Intelligente Produktion der Zukunft
Die Vision von IIP-Ecosphere ist ein Innovationssprung im Bereich der Selbstoptimierung der Produktion auf Basis vernetzter, intelligenter, autonomer Systeme zur Steigerung der Produktivität, Flexibilität, Robustheit und Effizienz. Ziel der Projektumsetzungsphase ist es daher, ein neuartiges Ökosystem aufzubauen – die Next Level Ecosphere for Intelligent Industrial Production (IIP-Ecosphere). Dieses Ökosystem ermöglicht eine neue Ebene in der intelligenten Produktion.
Am Verbundprojekt IIP-Ecosphere beteiligen sich mehrere Universitäten, Forschungseinrichtungen und Unternehmen. Die Projektleitung liegt beim Institut für Fertigungstechnik und Werkzeugmaschinen (IFW) der Leibniz Universität Hannover.
Zur Umsetzung von Vision und Ziel sieht IIP-Ecosphere Aktivitäten vor, welche die Anwendbarkeit von Methoden der künstlichen Intelligenz (KI) in der Produktion erleichtern und in realen Anwendungsszenarien demonstrieren. Hierfür findet ein enger Austausch zwischen den Forschenden des „Innovation Core“ und den Demonstratoren im Bereich „Easy Tech“ statt (siehe https://www.iip-ecosphere.eu/).
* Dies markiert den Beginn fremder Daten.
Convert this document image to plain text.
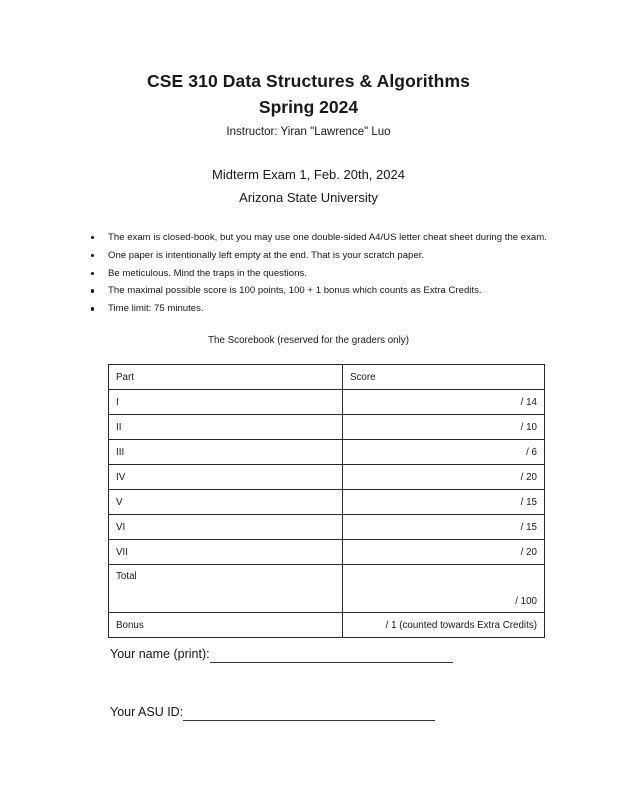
CSE 310 Data Structures & Algorithms
Spring 2024
Instructor: Yiran "Lawrence" Luo
Midterm Exam 1, Feb. 20th, 2024
Arizona State University
The exam is closed-book, but you may use one double-sided A4/US letter cheat sheet during the exam.
One paper is intentionally left empty at the end. That is your scratch paper.
Be meticulous. Mind the traps in the questions.
The maximal possible score is 100 points, 100 + 1 bonus which counts as Extra Credits.
Time limit: 75 minutes.
The Scorebook (reserved for the graders only)
Part	Score
I	/ 14
II	/ 10
III	/ 6
IV	/ 20
V	/ 15
VI	/ 15
VII	/ 20
Total	/ 100
Bonus	/ 1 (counted towards Extra Credits)
Your name (print):
Your ASU ID:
IFW und VWN entwickeln Demonstrator
In der industriellen Fertigung sind Störungen mit hohen Kosten verbunden. Um Stillständen entgegenzuwirken, konzentrierte sich die Forschung und Entwicklung bisher verstärkt auf die Vermeidung von Ausfallzeiten, zum Beispiel durch vorausschauende Wartung der Anlagen und den Einsatz alternativer Fertigungsrouten durch den Produktionsprozess. Diese Ansätze vernachlässigen jedoch Verzögerungen (Mikrostörungen) in einzelnen Prozessschritten, die über die gesamte Prozesskette hinweg propagiert und dabei oft weiter verstärkt werden. Auf diese Weise können bereits minimale, vom Mitarbeiter kaum wahrnehmbare, Verzögerungen in hohen Zusatzkosten resultieren.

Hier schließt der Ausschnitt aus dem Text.